The state’s population is also aging, so Medicaid’s long-term health costs are rising, as are payments to financially distressed hospitals.
Also a major driver: the state’s minimum wage program. Enacted with Cuomo’s push in 2016, the higher minimum wage is now affecting the state’s own financial house in ways that the state did not fully project. A line item on page 97 of the new midyear report shows the cost of Medicaid paying providers for the higher minimum wage requirements stood at $703 million last year, rising to $1.5 billion this year, $1.8 billion next year and $2.2 billion in two years.
When first enacted in 2016, the $15 minimum wage law raised concerns, for some, about Medicaid, which helps cover the salaries of people at entities contracted to provide Medicaid services. “They didn’t have the money to pay for it on their own,’’ State Sen. Liz Krueger, a Manhattan Democrat, said of the providers. “I’m quite sure the Legislature was saying it, and the governor continued to take the position that these agencies can absorb the (minimum wage) costs in their contracts with the state. But it just wasn’t going to be true.’’
A new session awaits
All of this comes as lawmakers prepare to return in January for a new session. A new budget, closing the deficit, is due by March 31. It comes also as lawmakers enter the 2020 re-election season, a time when more spending, not less, is generally the order of the day in Albany.
A tussle, the likes of which have not been since since Cuomo’s first year in office in 2011, now awaits.
Assemblyman Richard Gottfried, a Manhattan Democrat who chairs the Assembly health committee, said Medicaid spending is rising not because of some programmatic problem but, chiefly due to long-term care costs and, within that category, home care expenses.
Gottfried said some of the “crisis atmosphere is caused by the completely artificial Medicaid cap the governor had us enact 8 years ago. The cap has no relationship to anything like the demographics of the aging population.’’ He said long-term care costs need to increase by more than the cap’s 2% level.
Lawmakers will be pushing for tax hikes, not health cuts, in 2020. That is a certainty. “We need to think about revenue options,’’ Gottfried said.
Krueger, chair of the powerful Senate Finance Committee, which will consider Cuomo’s budget plans in 2020, said many questions have been raised about the Medicaid deficit numbers.
“He knew this was going to happen because (the state) has not been paying the full 12-month Medicaid bill in a 12-month period.

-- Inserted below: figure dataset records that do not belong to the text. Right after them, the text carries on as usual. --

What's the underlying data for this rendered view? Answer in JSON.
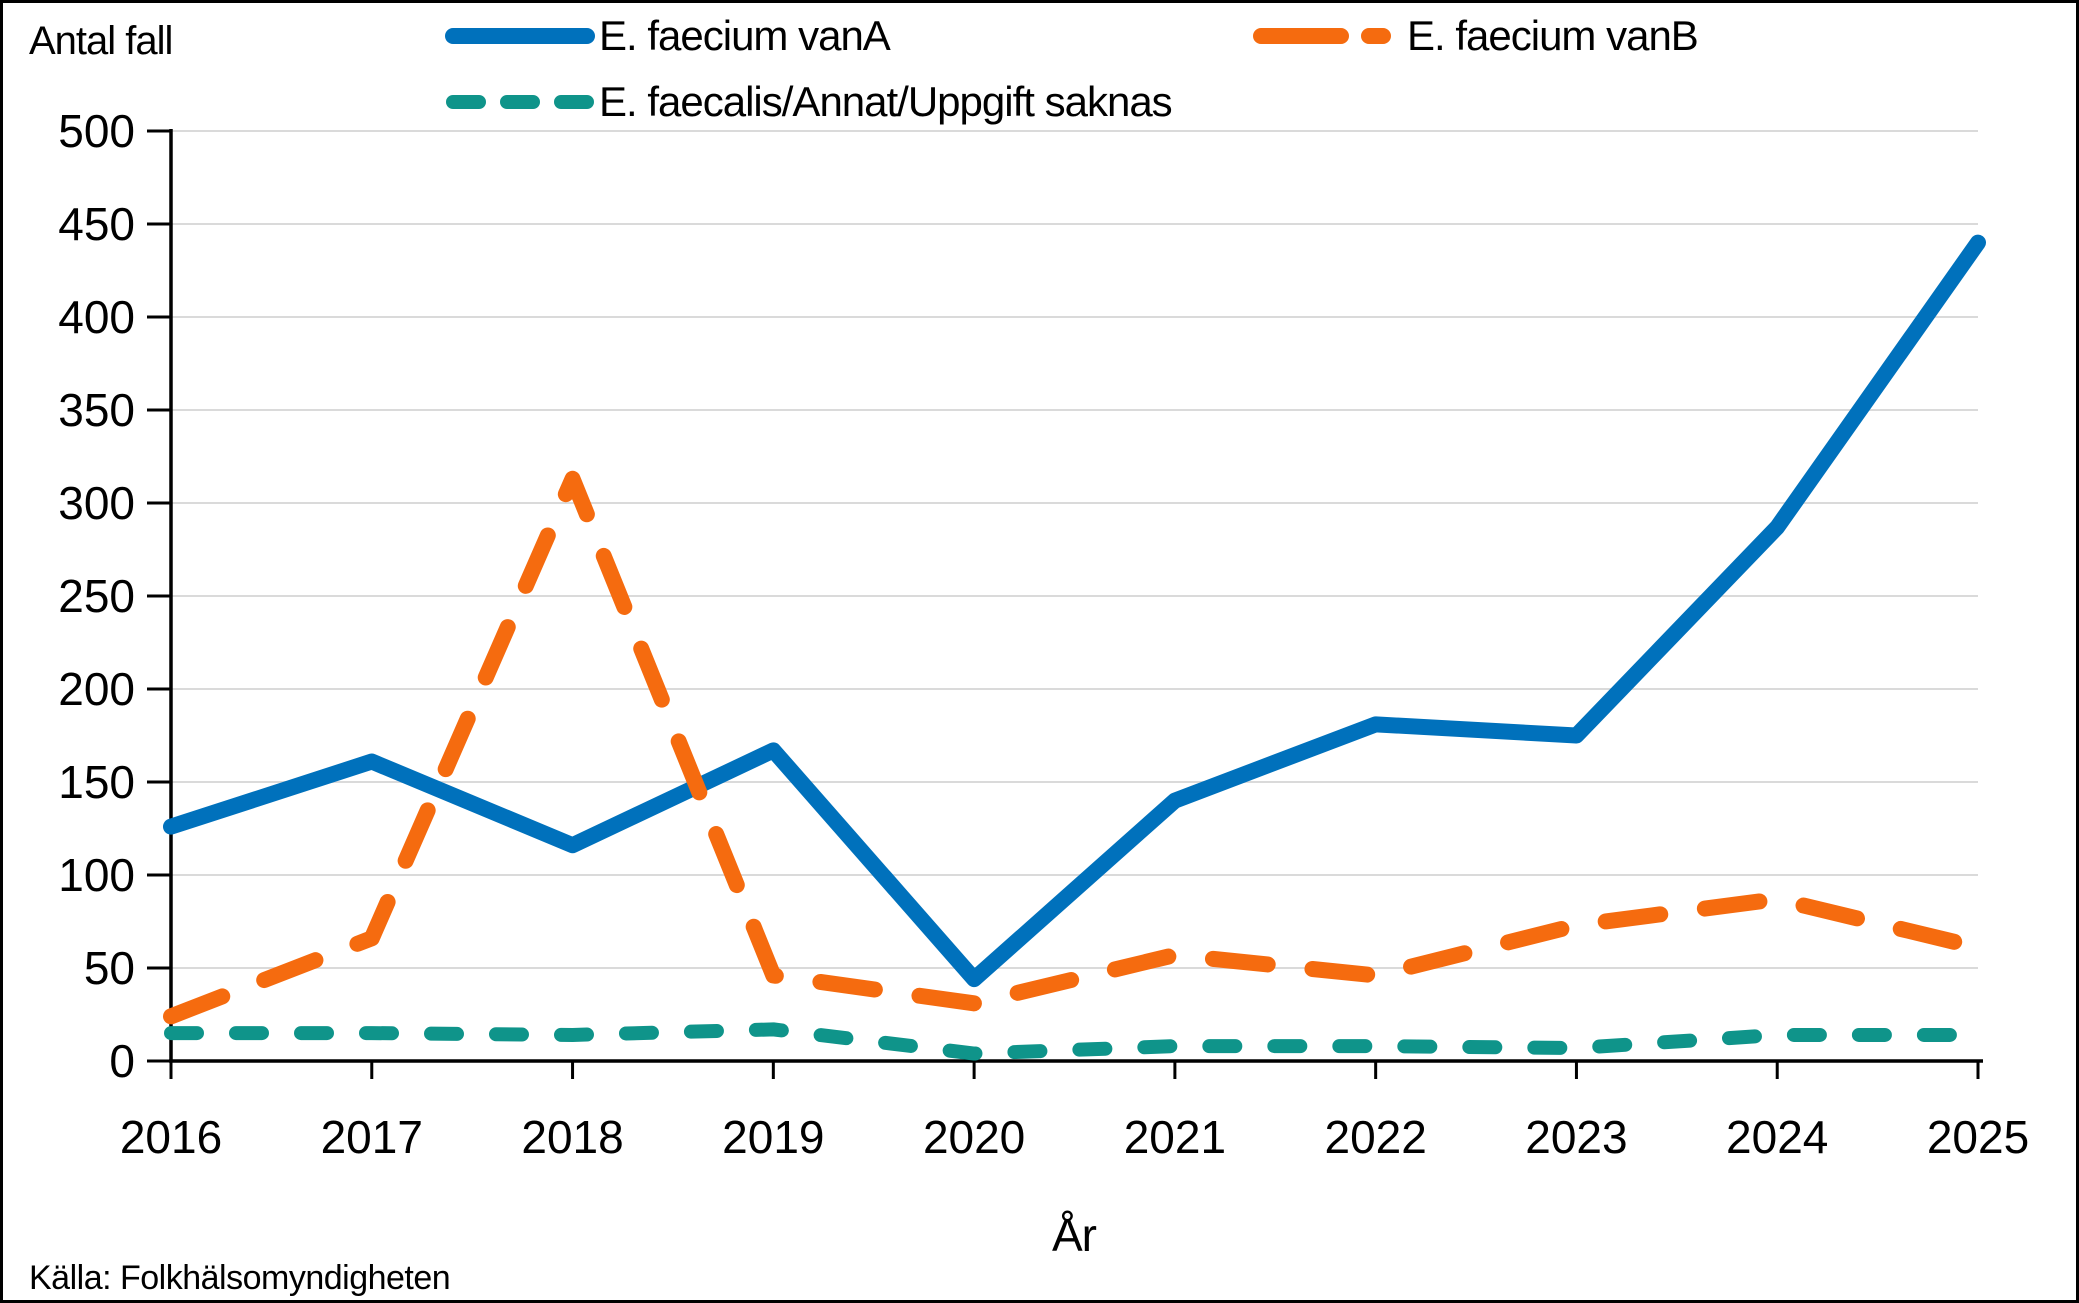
{
  "header": {
    "y_axis_title": "Antal fall",
    "x_axis_title": "År",
    "source": "Källa: Folkhälsomyndigheten"
  },
  "styles": {
    "background": "#FFFFFF",
    "grid_color": "#DADADA",
    "axis_color": "#000000",
    "vanA_color": "#0071BC",
    "vanB_color": "#F56B0F",
    "faecalis_color": "#0F948A"
  },
  "chart_data": {
    "type": "line",
    "title": "",
    "xlabel": "År",
    "ylabel": "Antal fall",
    "x": [
      2016,
      2017,
      2018,
      2019,
      2020,
      2021,
      2022,
      2023,
      2024,
      2025
    ],
    "series": [
      {
        "id": "vana",
        "name": "E. faecium vanA",
        "color": "#0071BC",
        "dash": "solid",
        "values": [
          126,
          161,
          116,
          167,
          44,
          140,
          181,
          175,
          287,
          440
        ]
      },
      {
        "id": "vanb",
        "name": "E. faecium vanB",
        "color": "#F56B0F",
        "dash": "long-dash",
        "values": [
          24,
          66,
          313,
          46,
          31,
          57,
          46,
          73,
          87,
          61
        ]
      },
      {
        "id": "faecalis",
        "name": "E. faecalis/Annat/Uppgift saknas",
        "color": "#0F948A",
        "dash": "short-dash",
        "values": [
          15,
          15,
          14,
          17,
          4,
          8,
          8,
          7,
          14,
          14
        ]
      }
    ],
    "ylim": [
      0,
      500
    ],
    "ytick_step": 50,
    "grid": true,
    "legend_position": "top",
    "source": "Källa: Folkhälsomyndigheten"
  }
}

He’s been kicking the can down the road,’’ she said.
Having more New Yorkers get enrolled in Medicaid, Krueger said, “is a good thing for the state because more people with health insurance means more people with preventive care, decreased health problems, decreased emergency room visits. It’s a win-win, but it is increasing Medicaid costs that we did not plan on.”
Shaping up is a bitter battle by Democrats who control Albany over Medicaid, one of the party’s most protected programs.
New York State, watchdogs say, needs to do more than hope the national economy and stock market stays healthy. “We are now very vulnerable,’’ McMahon warned.